Acesso Livre
Mário Soares na sua atenção a Angola
Conheci suficientemente bem Mário Soares para poder dizer, seguro do que digo, que ele teria gostado sobremaneira de ter ajudado a promover uma solução de paz que não só pusesse termo à guerra civil em Angola, como, a seguir, desse lugar a um ambiente de sólida e duradoura reconciliação e concórdia entre os angolanos. Não para seu engrandecimento político ou por mera vaidade pessoal, como se chegou a insinuar, mas porque vivia e sentia penosamente a medonha tragédia em que Angola havia mergulhado, de caminho com a mal sucedida descolonização do território.
Nas várias conversas que travamos, sempre a seu chamamento, nunca disse ou deixou escapar algo que me capacitasse a concluir que a sua vontade de ajudar Angola a livrar-se da guerra civil e a enveredar por um destino mais promissor, correspondia também a uma espécie de “secreto desejo” de com isso redimir Portugal das suas graves responsabilidade na má sorte de Angola. Mas a partir de certa altura das nossas conversas comecei a intuir isso. Só a intuir.
Mário Soares, o Primeiro-Ministro e o Presidente e, depois à frente da sua Fundação, onde conversamos pela última vez, interessava-se especialmente pelos países africanos lusófonos.

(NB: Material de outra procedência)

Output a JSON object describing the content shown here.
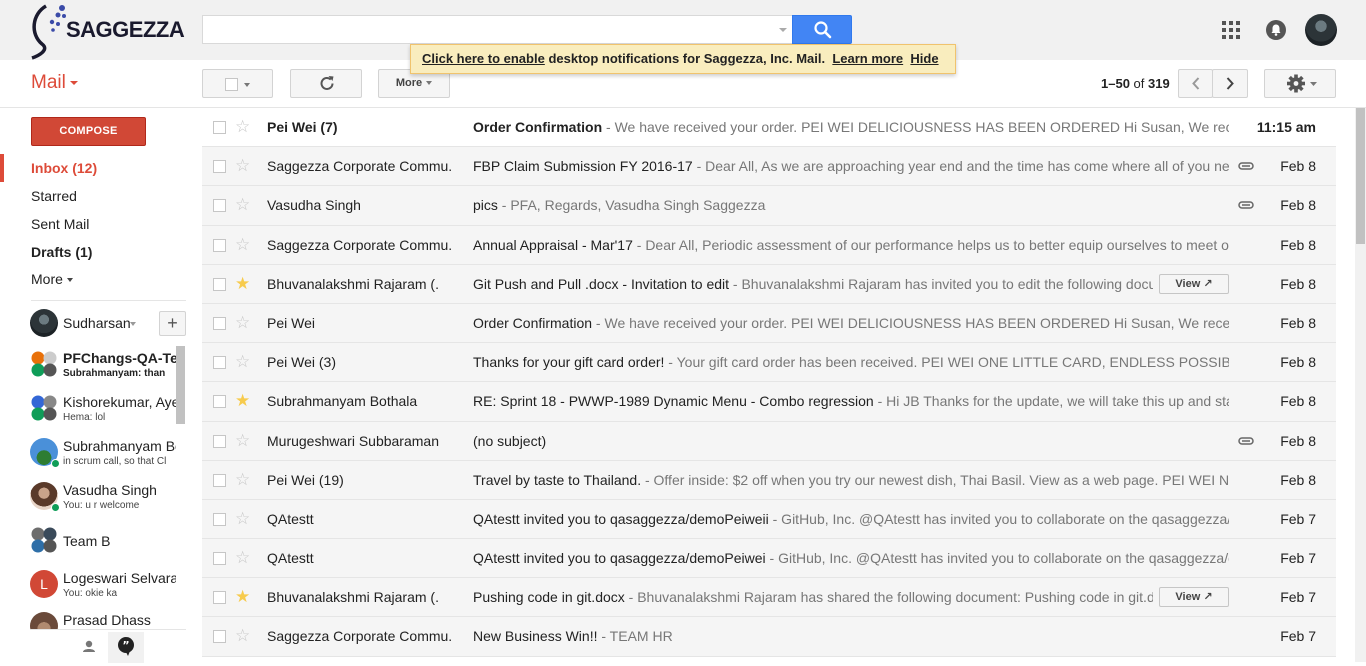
{
  "header": {
    "logo_text": "SAGGEZZA",
    "search_placeholder": "",
    "notification": {
      "enable_link": "Click here to enable",
      "message": "desktop notifications for Saggezza, Inc. Mail.",
      "learn_more": "Learn more",
      "hide": "Hide"
    }
  },
  "toolbar": {
    "mail_label": "Mail",
    "more_label": "More",
    "pager_range": "1–50",
    "pager_of": "of",
    "pager_total": "319"
  },
  "nav": {
    "compose": "COMPOSE",
    "items": [
      {
        "label": "Inbox (12)"
      },
      {
        "label": "Starred"
      },
      {
        "label": "Sent Mail"
      },
      {
        "label": "Drafts (1)"
      },
      {
        "label": "More"
      }
    ]
  },
  "hangouts": {
    "me": "Sudharsan",
    "add": "+",
    "chats": [
      {
        "name": "PFChangs-QA-Tea",
        "status": "Subrahmanyam: than"
      },
      {
        "name": "Kishorekumar, Aye",
        "status": "Hema: lol"
      },
      {
        "name": "Subrahmanyam Bo",
        "status": "in scrum call, so that Cl"
      },
      {
        "name": "Vasudha Singh",
        "status": "You: u r welcome"
      },
      {
        "name": "Team B",
        "status": ""
      },
      {
        "name": "Logeswari Selvaraj",
        "status": "You: okie ka",
        "initial": "L"
      },
      {
        "name": "Prasad Dhass",
        "status": ""
      }
    ]
  },
  "emails": [
    {
      "sender": "Pei Wei (7)",
      "subject": "Order Confirmation",
      "snippet": " - We have received your order. PEI WEI DELICIOUSNESS HAS BEEN ORDERED Hi Susan, We received your order",
      "date": "11:15 am"
    },
    {
      "sender": "Saggezza Corporate Commu.",
      "subject": "FBP Claim Submission FY 2016-17",
      "snippet": " - Dear All, As we are approaching year end and the time has come where all of you need to submit",
      "date": "Feb 8"
    },
    {
      "sender": "Vasudha Singh",
      "subject": "pics",
      "snippet": " - PFA, Regards, Vasudha Singh Saggezza",
      "date": "Feb 8"
    },
    {
      "sender": "Saggezza Corporate Commu.",
      "subject": "Annual Appraisal - Mar'17",
      "snippet": " - Dear All, Periodic assessment of our performance helps us to better equip ourselves to meet our goals and",
      "date": "Feb 8"
    },
    {
      "sender": "Bhuvanalakshmi Rajaram (.",
      "subject": "Git Push and Pull .docx - Invitation to edit",
      "snippet": " - Bhuvanalakshmi Rajaram has invited you to edit the following document: Git",
      "date": "Feb 8",
      "view": "View ↗"
    },
    {
      "sender": "Pei Wei",
      "subject": "Order Confirmation",
      "snippet": " - We have received your order. PEI WEI DELICIOUSNESS HAS BEEN ORDERED Hi Susan, We received your order",
      "date": "Feb 8"
    },
    {
      "sender": "Pei Wei (3)",
      "subject": "Thanks for your gift card order!",
      "snippet": " - Your gift card order has been received. PEI WEI ONE LITTLE CARD, ENDLESS POSSIBILITIES We",
      "date": "Feb 8"
    },
    {
      "sender": "Subrahmanyam Bothala",
      "subject": "RE: Sprint 18 - PWWP-1989 Dynamic Menu - Combo regression",
      "snippet": " - Hi JB Thanks for the update, we will take this up and start validation",
      "date": "Feb 8"
    },
    {
      "sender": "Murugeshwari Subbaraman",
      "subject": "(no subject)",
      "snippet": "",
      "date": "Feb 8"
    },
    {
      "sender": "Pei Wei (19)",
      "subject": "Travel by taste to Thailand.",
      "snippet": " - Offer inside: $2 off when you try our newest dish, Thai Basil. View as a web page. PEI WEI No passport",
      "date": "Feb 8"
    },
    {
      "sender": "QAtestt",
      "subject": "QAtestt invited you to qasaggezza/demoPeiweii",
      "snippet": " - GitHub, Inc. @QAtestt has invited you to collaborate on the qasaggezza/demoPeiweii",
      "date": "Feb 7"
    },
    {
      "sender": "QAtestt",
      "subject": "QAtestt invited you to qasaggezza/demoPeiwei",
      "snippet": " - GitHub, Inc. @QAtestt has invited you to collaborate on the qasaggezza/demoPeiwei",
      "date": "Feb 7"
    },
    {
      "sender": "Bhuvanalakshmi Rajaram (.",
      "subject": "Pushing code in git.docx",
      "snippet": " - Bhuvanalakshmi Rajaram has shared the following document: Pushing code in git.docx Open",
      "date": "Feb 7",
      "view": "View ↗"
    },
    {
      "sender": "Saggezza Corporate Commu.",
      "subject": "New Business Win!!",
      "snippet": " - TEAM HR",
      "date": "Feb 7"
    }
  ],
  "colors": {
    "accent": "#dd4b39",
    "compose": "#d14836",
    "search": "#4285f4",
    "star": "#f7cb4d"
  }
}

Era esse interesse que o levava a mandar-me chamar, decerto vendo em mim alguém que pelo seus modestos saberes, advindos da sua vida profissional, o podia ajudar a reflectir sobre os problemas que iam entrando e saindo da realidade dessas terras. Lembro-me da sua “teoria da montra”, que seria, no seu entender, uma maneira de numa determinada fase do pós-independências, promover uma intensa e profícua cooperação de Portugal com os países então mais propensos a isso, que eram Cabo Verde, a Guiné-Bissau e S. Tomé e Príncipe, para demonstrar aos menos propensos, Angola e Moçambique, que “pior para eles”.
Mas era a Angola que Mário Soares verdadeiramente prestava mais atenção, acompanhando de perto a evolução da situação, reflectindo sobre os problemas e predispondo-se a ajudar, se necessário fosse movendo influências internacionais de que dispunha. Os angolanos precisavam de pôr finalmente de encerrar desavenças e conflitos que haviam estalado entre eles. Achava, por exemplo, que a teoria do General Pedro Cardoso, segundo a qual um salutar entendimento entre o MPLA e a UNITA, como partidos conotados com as duas principais etnias de Angola, Kimbundus e Umbundus, ambas puramente endógenas, não transnacionais, seria a melhor condição para um ambiente de boa harmonia interna em Angola. O General foi um dos mais competentes estudiosos portugueses das grandes realidades africanas, em particular de Angola e da Guiné-Bissau.
O MPLA, ou correntes de pensamento do MPLA, como é mais próprio dizer, não gostavam de Mário Soares, manifestando tal sentimento por meio de palavras e gestos nalguns casos visando o próprio, mas mais a família, em especial o filho, João Soares, acusando todos de comprometimentos ou alinhamentos com a UNITA. Mário Soares, posso também eu aqui assegurar hoje, não favorecia a UNITA ou menosprezava o MPLA. Olhava com um espírito de equilíbrio e justiça para os problemas de Angola. Batia-se por uma genuína e equitativa reconciliação nacional, a única que poderia vingar– o que nunca coincidiu com o papel predestinado e hegemónico em que o MPLA, ou sectores do MPLA, para mal de Angola, sempre se julgaram investidos.